Song by Fire EX.
- Language: Taiwanese Hokkien
- Released: December 30, 2014.
- Genre: Hokkien pop
- Label: Sony Music Taiwan
- Songwriter: Sam Yang
- Producers: Wu Dar-Kuen, Chen Ching-Yuan

= Island's Sunrise =

2014 song by Fire EX

"Island's Sunrise" (島嶼天光) is a Taiwanese Hokkien song created by the punk rock band Fire EX. and the Taipei National University of the Arts for the Sunflower Student Movement in 2014.

The band permitted non-commercial use of both "Goodnight! Formosa!" and "Island's Sunrise" by supporters of the movement.
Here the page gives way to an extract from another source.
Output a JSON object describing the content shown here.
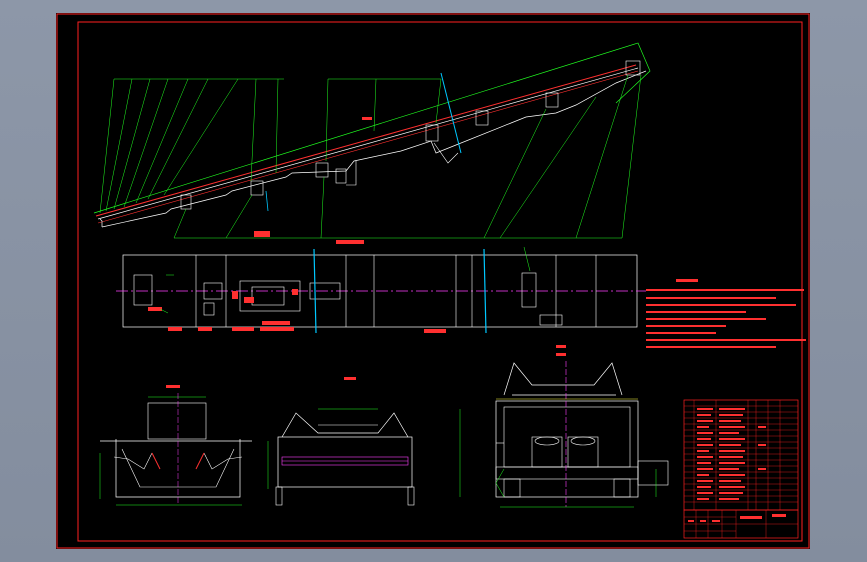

The song was officially banned in China. It was released as a single by Sony Music Entertainment in Taiwan on December 30, 2014, and won Best Song of the Year at the 26th Golden Melody Awards the following year.

== Background ==

I hope this song is not just one of my creations, this song is for everyone, it really belongs to everyone's song.
— ——Sam Yang 楊大正
On March 18, 2014, the Cross-Strait Service Trade Agreement (CSSTA) controversy led to the occupation of the Legislative Yuan by students and drew protestors to gather. On the first day, Fire EX. lead singer Sam Yang (楊大正), guitarist Jheng Yu Chen (鄭宇辰), and bassist JC (陳敬元) held a sit-in outside the Legislative Yuan. The band's song "Good night! Formosa!," from the album "A Man On The Sea,", was frequently performed at social protests. As the movement grew, a graduate of the university proposed that the band write a song for the movement.

== Usage ==
Videos of the student occupation of the Legislative Yuan amassed views quickly. The band granted fair use of "Island's Sunrise" and "Good night! Formosa!" to supporters of the Sunflower Student Movement.
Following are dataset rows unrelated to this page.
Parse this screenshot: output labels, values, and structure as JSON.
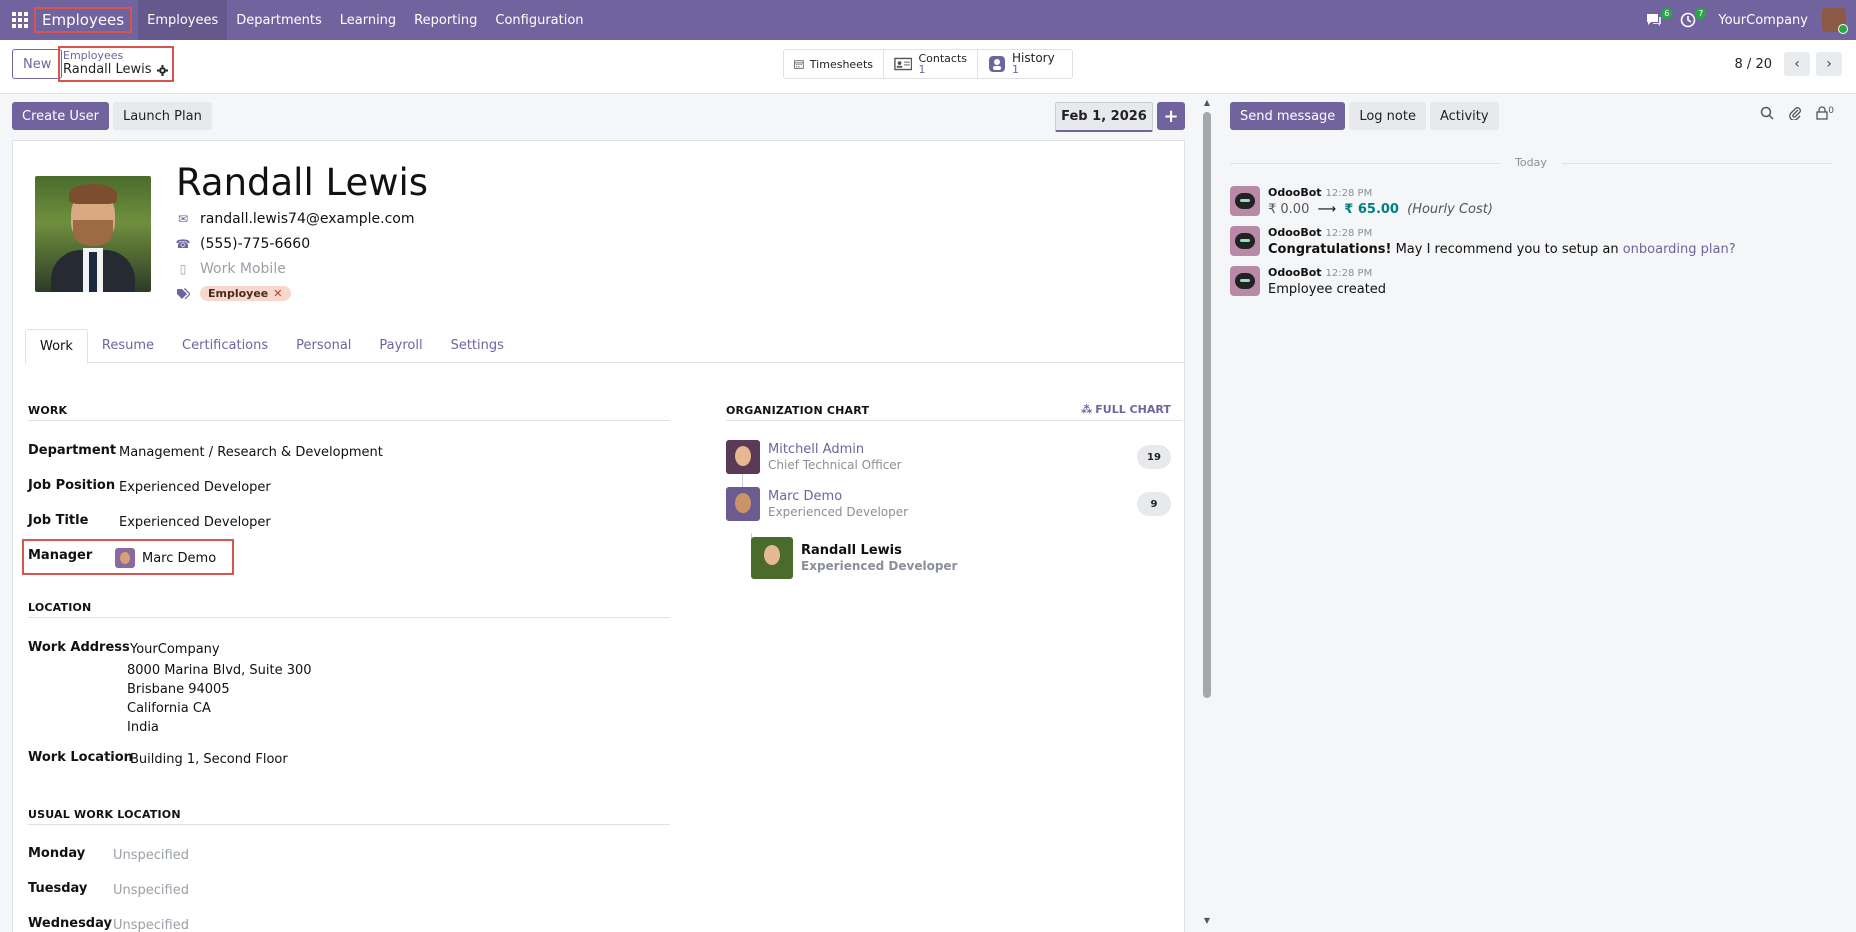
{
  "topbar": {
    "app_name": "Employees",
    "menu": [
      "Employees",
      "Departments",
      "Learning",
      "Reporting",
      "Configuration"
    ],
    "messages_count": "6",
    "activities_count": "7",
    "company": "YourCompany"
  },
  "control": {
    "new_label": "New",
    "breadcrumb_parent": "Employees",
    "breadcrumb_current": "Randall Lewis",
    "smart_buttons": [
      {
        "label": "Timesheets",
        "icon": "calendar-icon"
      },
      {
        "label": "Contacts",
        "value": "1",
        "icon": "contact-card-icon"
      },
      {
        "label": "History",
        "value": "1",
        "icon": "history-icon"
      }
    ],
    "pager": "8 / 20"
  },
  "actions": {
    "create_user": "Create User",
    "launch_plan": "Launch Plan",
    "date": "Feb 1, 2026"
  },
  "employee": {
    "name": "Randall Lewis",
    "email": "randall.lewis74@example.com",
    "phone": "(555)-775-6660",
    "mobile_placeholder": "Work Mobile",
    "tag": "Employee"
  },
  "tabs": [
    "Work",
    "Resume",
    "Certifications",
    "Personal",
    "Payroll",
    "Settings"
  ],
  "work": {
    "title": "WORK",
    "department_label": "Department",
    "department": "Management / Research & Development",
    "job_position_label": "Job Position",
    "job_position": "Experienced Developer",
    "job_title_label": "Job Title",
    "job_title": "Experienced Developer",
    "manager_label": "Manager",
    "manager": "Marc Demo"
  },
  "location": {
    "title": "LOCATION",
    "work_address_label": "Work Address",
    "address_lines": [
      "YourCompany",
      "8000 Marina Blvd, Suite 300",
      "Brisbane 94005",
      "California CA",
      "India"
    ],
    "work_location_label": "Work Location",
    "work_location": "Building 1, Second Floor"
  },
  "usual": {
    "title": "USUAL WORK LOCATION",
    "days": [
      {
        "day": "Monday",
        "value": "Unspecified"
      },
      {
        "day": "Tuesday",
        "value": "Unspecified"
      },
      {
        "day": "Wednesday",
        "value": "Unspecified"
      }
    ]
  },
  "org": {
    "title": "ORGANIZATION CHART",
    "full_chart": "FULL CHART",
    "people": [
      {
        "name": "Mitchell Admin",
        "job": "Chief Technical Officer",
        "count": "19"
      },
      {
        "name": "Marc Demo",
        "job": "Experienced Developer",
        "count": "9"
      },
      {
        "name": "Randall Lewis",
        "job": "Experienced Developer"
      }
    ]
  },
  "chatter": {
    "send_message": "Send message",
    "log_note": "Log note",
    "activity": "Activity",
    "follower_count": "0",
    "today": "Today",
    "messages": [
      {
        "author": "OdooBot",
        "time": "12:28 PM",
        "old": "₹ 0.00",
        "new": "₹ 65.00",
        "field": "(Hourly Cost)"
      },
      {
        "author": "OdooBot",
        "time": "12:28 PM",
        "strong": "Congratulations!",
        "text": "May I recommend you to setup an",
        "link": "onboarding plan?"
      },
      {
        "author": "OdooBot",
        "time": "12:28 PM",
        "text": "Employee created"
      }
    ]
  }
}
During the 330 Anti-Trade Rally, in addition to the speeches delivered on stage, the crowd was also taught to sing "Island's Sunrise." At 7 p.m., Fire EX., who was set to be the finale of the event, led a massive gathering of 500,000 protesters on Ketagalan Boulevard, singing "Island's Sunrise" and "Goodnight! Formosa!" On the same day, during the support events held in Tokyo, Kyoto, Fukuoka, and New York, the crowd also sang "Island's Sunrise".
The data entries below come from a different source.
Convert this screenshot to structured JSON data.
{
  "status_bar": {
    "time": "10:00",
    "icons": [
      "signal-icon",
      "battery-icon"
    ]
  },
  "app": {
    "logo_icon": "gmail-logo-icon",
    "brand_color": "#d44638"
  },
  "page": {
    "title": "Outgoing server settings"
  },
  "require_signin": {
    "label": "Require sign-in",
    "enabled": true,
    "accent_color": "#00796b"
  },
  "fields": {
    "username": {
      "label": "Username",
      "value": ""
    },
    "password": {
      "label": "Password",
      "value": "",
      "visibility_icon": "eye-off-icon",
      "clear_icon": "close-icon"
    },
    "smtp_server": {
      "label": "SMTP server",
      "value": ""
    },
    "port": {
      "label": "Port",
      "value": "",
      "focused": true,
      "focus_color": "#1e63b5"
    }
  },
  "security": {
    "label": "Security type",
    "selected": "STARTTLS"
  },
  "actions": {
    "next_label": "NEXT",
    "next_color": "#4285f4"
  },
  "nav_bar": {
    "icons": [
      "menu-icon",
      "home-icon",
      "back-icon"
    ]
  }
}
Wu Qingtan, the director of the First Taiwan Army Special Forces Rights Promotion Association, anticipated that the number of views would soon surpass one million and stated that the Taiwanese people were singing the song as a "symbol of resistance against the unforgivable". On March 31, "Island's Sunrise" and "Goodnight! Formosa!" by Fire EX. claimed the top two spots on the iTunes chart.

== Awards ==
"Island's Sunrise" was nominated for the "Best Song of the Year" category at the 26th Golden Melody Awards.